Logbooks are important in research, but (realistically), they are completely useless if you do your work on the computer.    Back in grad school, I tried, but it was hopeless.   One spends all day printing things out and pasting them in; it is closer to a primary school art class than real research.

If you program, it’s even worse.   Suppose you change a few lines in the midst of a 1000 line program.   What do you print and glue into your logbook?  Nothing you can put there will actually be helpful.  So, use a logbook if you spend almost all your time in a real lab (one with beakers), but the rest of us will have to do something else.

But, the idea behind logbooks cannot be ignored.  It’s hard to remember what you did when, in a complex project.   And, sometimes you will need to go back and check your work, or a reviewer of one of your papers will request more explanation, or whatever.  Without good logs, you may need to re-compute your entire paper from scratch.  [Without logbooks, just think how embarrassing true honesty would be.  Suppose you work hard and analyze your heart out, and get a result that is statistically significant at the 0.01% level.  You’d have to report that there is a 25.01% chance that someone who repeats your experiment will get different results: 0.01% from the statistics and 25% because that’s the odds you forgot to report some important part of the method.]

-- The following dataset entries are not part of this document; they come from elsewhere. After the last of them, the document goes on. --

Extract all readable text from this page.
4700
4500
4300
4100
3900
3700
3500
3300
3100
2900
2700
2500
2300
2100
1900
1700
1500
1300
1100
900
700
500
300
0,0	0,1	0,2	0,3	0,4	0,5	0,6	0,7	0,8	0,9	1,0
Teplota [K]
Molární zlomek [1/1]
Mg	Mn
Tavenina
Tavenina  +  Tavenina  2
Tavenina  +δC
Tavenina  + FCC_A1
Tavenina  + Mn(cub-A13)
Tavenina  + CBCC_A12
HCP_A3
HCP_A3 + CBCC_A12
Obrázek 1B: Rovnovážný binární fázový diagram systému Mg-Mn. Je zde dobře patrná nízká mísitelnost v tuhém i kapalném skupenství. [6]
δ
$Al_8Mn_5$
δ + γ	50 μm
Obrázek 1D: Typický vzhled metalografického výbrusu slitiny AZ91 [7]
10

So, I do almost everything with scripts (that leaves me with a record of my computations), and the scripts leave log files, and intermediate data files have headers to show where they come from.  That catches the biggest parts of  the computations, but little things still slip through the cracks.

Now, I’ve figured out how to log all the commands I type into a terminal on Linux to preserve an archive, in case I need to go back and figure out exactly what I was doing.

The standard bash shell already has a mechanism for this.  It’s called the .bash_history file.  All we need to do is use that mechanism to make a permanent archive.   To do it, just add these few lines to your .bashrc file in your home directory:

#This creates an archive of all shell commands typed:
test -d ~/history || mkdir ~/history
history_exit_trap() {
dhist=$HOME/history/${HOSTNAME:-H}-$((${LINES:-40}/8)),$((${COLUMNS:-80}/12))-D${#PWD}-T$(date +%Y-%m).txt
history -a $dhist && echo "####EOH####" $(pwd) $(date +%Y-%m) >>$dhist
}
trap "history_exit_trap" EXIT

The “test…” line creates a folder to store your achives.   Then, history_exit_trap is a shell function that appends the commands you have executed to an archive file.  It cooks up a filename that depends on the month, the size of your terminal, and the name of your working directory.  So, especially if your window manager preserves your windows, and if you don’t stretch your windows too often, commands from a given project will tend to end up in the same archive file.  Finally, the trap line arranges for the shell function to be called when your shell exits (i.e. when you log out and/or your terminal closes).

Do this, and your ~/history directory will fill up with files named like mace-5,7-D17-T2010-01.txt .  Internally, each one will look like this:

ls
cd history/
ls
####EOH#### /home/gpk/history 2010-01

With a bunch of commands and then a EOH line with the date and your working directory.

(I thank Yaroslav Halchenko and the Bash Hacker’s Wiki for inspiration.)

Note added Jan 15 2010:

The above scheme works nicely, except that it seems to turn off the normal .bash_history file.    My new scheme is to delete those lines from .bashrc and add the following stuff to .bash_logout.  (That’s a better place for it, anyway.)

test -d ~/history || mkdir ~/history
dhist=$HOME/history/${HOSTNAME:-H}-$((${LINES:-40}/8)),$((${COLUMNS:-80}/12))-D${#PWD}-T$(date +%Y-%m).txt
history -a "$dhist" && echo "####EOH####" $(pwd) $(date +%Y-%m) >>"$dhist"
if test $(($$%10))=0;
then
history -n "$HISTFILE" && history -w "$HISTFILE"
else
history -a "$HISTFILE"
fi

The first three lines create and write the $HOME/history directory.   The last six lines write to your normal .bash_history file.